In 1963, two of the NFL’s biggest stars were suspended for the season. Paul Hornung of the Green Bay Packers and the Detroit Lions’ Alex Karras, both Hall of Famers, were forced to sit out an entire year. Not for performance-enhancing drugs, domestic abuse or any of the other offenses that cause players to be suspended today.
Hornung and Karras’ crime? They were gamblers.
“It would be like Aaron Rodgers and J. J. Watt being suspended for the same season in the thick of their careers,” says Sports Illustrated Executive Editor and Senior Writer L. Jon Wertheim, who oversaw the magazine’s latest issue devoted to sports gambling. “One offense, one defense, players from Middle America. We’ve come a long way from suspending MVPs and the equivalent of Pro Bowl players to where we are now.”
SI’s gambling issue examines how attitudes about sports betting have changed since the early 1960s and shows how pervasive sports betting has become. Every professional league has sponsorship agreements with gaming operators. Retired athletes such as Brett Favre (Caesars Entertainment), Shaquille O’Neal (WynnBet) and Jerome Bettis (BetRivers) have endorsement deals radically different from the meet-and-greet agreements casinos once forged with Joe Louis, Mickey Mantle, or Willie Mays.
Both Mantle and May were banned from MLB because of their association with Atlantic City casinos, The distrust of gambling interests remained strong as recently as 2012 when MLB Commissioner Bud Selig and NBA Commissioner David Stern railed against efforts by the state of New Jersey to legalize sports betting.
Wertheim thinks both Selig and Stern would have changed their views if still commissioners (their successors, Rob Manfred and Adam Silver respectively, have embraced sports betting), and not only because of the money involved.
“The big concern, of course, is that if we can’t trust the outcome of sports it’s professional wrestling and the whole field goes out the window,” Wertheim says. “I don’t know if (Selig and Stern) would have come around if it had been just the realization of how much money was in play. or just the fact that maybe these games aren’t as easily corrupted as they think they are.”
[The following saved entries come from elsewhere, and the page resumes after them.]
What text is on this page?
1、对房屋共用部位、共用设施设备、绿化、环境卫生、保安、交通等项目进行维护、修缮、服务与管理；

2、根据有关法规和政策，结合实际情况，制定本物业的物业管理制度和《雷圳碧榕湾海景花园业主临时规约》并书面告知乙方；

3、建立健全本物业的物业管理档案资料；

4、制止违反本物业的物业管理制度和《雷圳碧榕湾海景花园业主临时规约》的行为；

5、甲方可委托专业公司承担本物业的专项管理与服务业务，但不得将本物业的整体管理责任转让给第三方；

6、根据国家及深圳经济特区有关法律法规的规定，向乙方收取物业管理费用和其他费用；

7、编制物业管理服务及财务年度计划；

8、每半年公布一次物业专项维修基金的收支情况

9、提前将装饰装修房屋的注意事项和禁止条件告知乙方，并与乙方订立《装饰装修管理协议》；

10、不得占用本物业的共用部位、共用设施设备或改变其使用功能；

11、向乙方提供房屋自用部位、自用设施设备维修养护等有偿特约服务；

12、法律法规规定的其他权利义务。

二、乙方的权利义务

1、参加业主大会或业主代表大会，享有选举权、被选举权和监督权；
The high salaries of professional athletes ostensibly make them invulnerable to fixing games. But what about college athletes, especially those who are not benefiting from name, image, likeness (NIL) deals.
Wertheim anticipates that with so much money being wagered, it’s only a matter of time until temptation strikes.
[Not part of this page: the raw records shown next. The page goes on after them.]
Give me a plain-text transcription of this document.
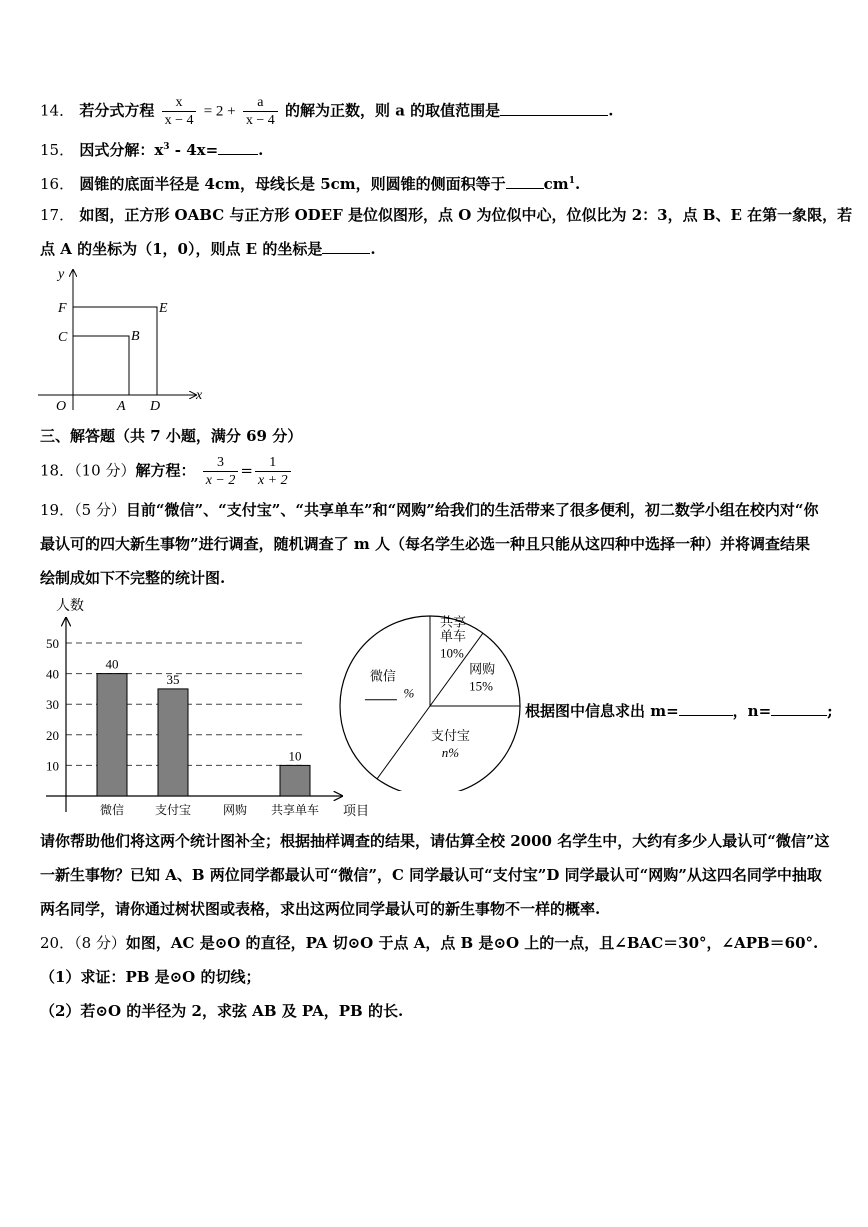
14． 若分式方程 $\frac{x}{x - 4} = 2 + \frac{a}{x - 4}$ 的解为正数，则 a 的取值范围是	.
15． 因式分解：$x^3 - 4x=$	.
16． 圆锥的底面半径是 4cm，母线长是 5cm，则圆锥的侧面积等于	$cm^1$.
17． 如图，正方形 OABC 与正方形 ODEF 是位似图形，点 O 为位似中心，位似比为 2：3，点 B、E 在第一象限，若
点 A 的坐标为（1，0），则点 E 的坐标是	.
y
x
F	E
C	B
O	A D
三、解答题（共 7 小题，满分 69 分）
18．（10 分）解方程： $\frac{3}{x - 2} = \frac{1}{x + 2}$
19．（5 分）目前“微信”、“支付宝”、“共享单车”和“网购”给我们的生活带来了很多便利，初二数学小组在校内对“你
最认可的四大新生事物”进行调查，随机调查了 m 人（每名学生必选一种且只能从这四种中选择一种）并将调查结果
绘制成如下不完整的统计图.
10
20
30
40
50
人数
项目
微信
40
支付宝
35
网购 共享单车
10
共享
单车
10%
网购
15%
支付宝
n%
微信
%
根据图中信息求出 m=	，n=	;
请你帮助他们将这两个统计图补全；根据抽样调查的结果，请估算全校 2000 名学生中，大约有多少人最认可“微信”这
一新生事物？已知 A、B 两位同学都最认可“微信”，C 同学最认可“支付宝”D 同学最认可“网购”从这四名同学中抽取
两名同学，请你通过树状图或表格，求出这两位同学最认可的新生事物不一样的概率.
20．（8 分）如图，AC 是⊙O 的直径，PA 切⊙O 于点 A，点 B 是⊙O 上的一点，且∠BAC＝30°，∠APB＝60°.
（1）求证：PB 是⊙O 的切线；
（2）若⊙O 的半径为 2，求弦 AB 及 PA，PB 的长.
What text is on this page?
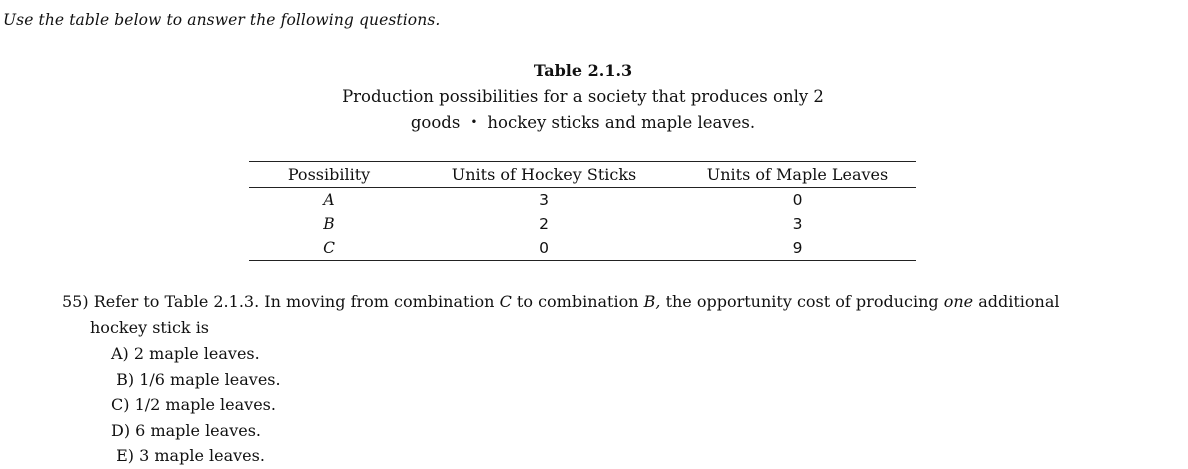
Use the table below to answer the following questions.
Table 2.1.3
Production possibilities for a society that produces only 2
goods • hockey sticks and maple leaves.
Possibility	Units of Hockey Sticks	Units of Maple Leaves
A	3	0
B	2	3
C	0	9
55) Refer to Table 2.1.3. In moving from combination C to combination B, the opportunity cost of producing one additional
hockey stick is
A) 2 maple leaves.
B) 1/6 maple leaves.
C) 1/2 maple leaves.
D) 6 maple leaves.
E) 3 maple leaves.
“We are all creatures of incentives,” Wertheim says. “It’s not going to be an NFL quarterback, it’s not going to be someone making hundreds of millions of dollars, someone with a brand. But would a college athlete who’s unpaid give into temptation? That’s what we’re all waiting to see.”
As more money is being poured into sports betting, as more people wager on games and outcomes, there’s been a concurrent increase in athletes being subjected to vitriol from fans via social media. During the recent U.S. Open, American tennis player Shelby Rogers said she anticipated receiving threats after losing to eventual women’s champion Emma Raducanu in the round of 16.
And in the SI issue, Green Bay wide receiver Marquez Valdes-Scantling said, “When you get people’s money involved, you start getting all sort of hate mail,” and wondered if the expansion of sports betting in the U.S. would increase threats to athletes.
Wertheim believes threats against athletes are mostly a byproduct of social media rather than sports betting. But he admits that athletes, especially in individual sports, are increasingly vulnerable to backlash from anonymous posters.
“All the glory falls to them, and all the blame falls to them,” Wertheim says of tennis players and others in individual sports. “When they lose, no one is writing hate mail to the Golden State Warriors. But if it’s one tennis player or UFC player … I think it’s more of a social media conversation than sports wagering, but there’s no question that it’s one of the dark underbellies when players hear from people who have lost a few hundred dollars.”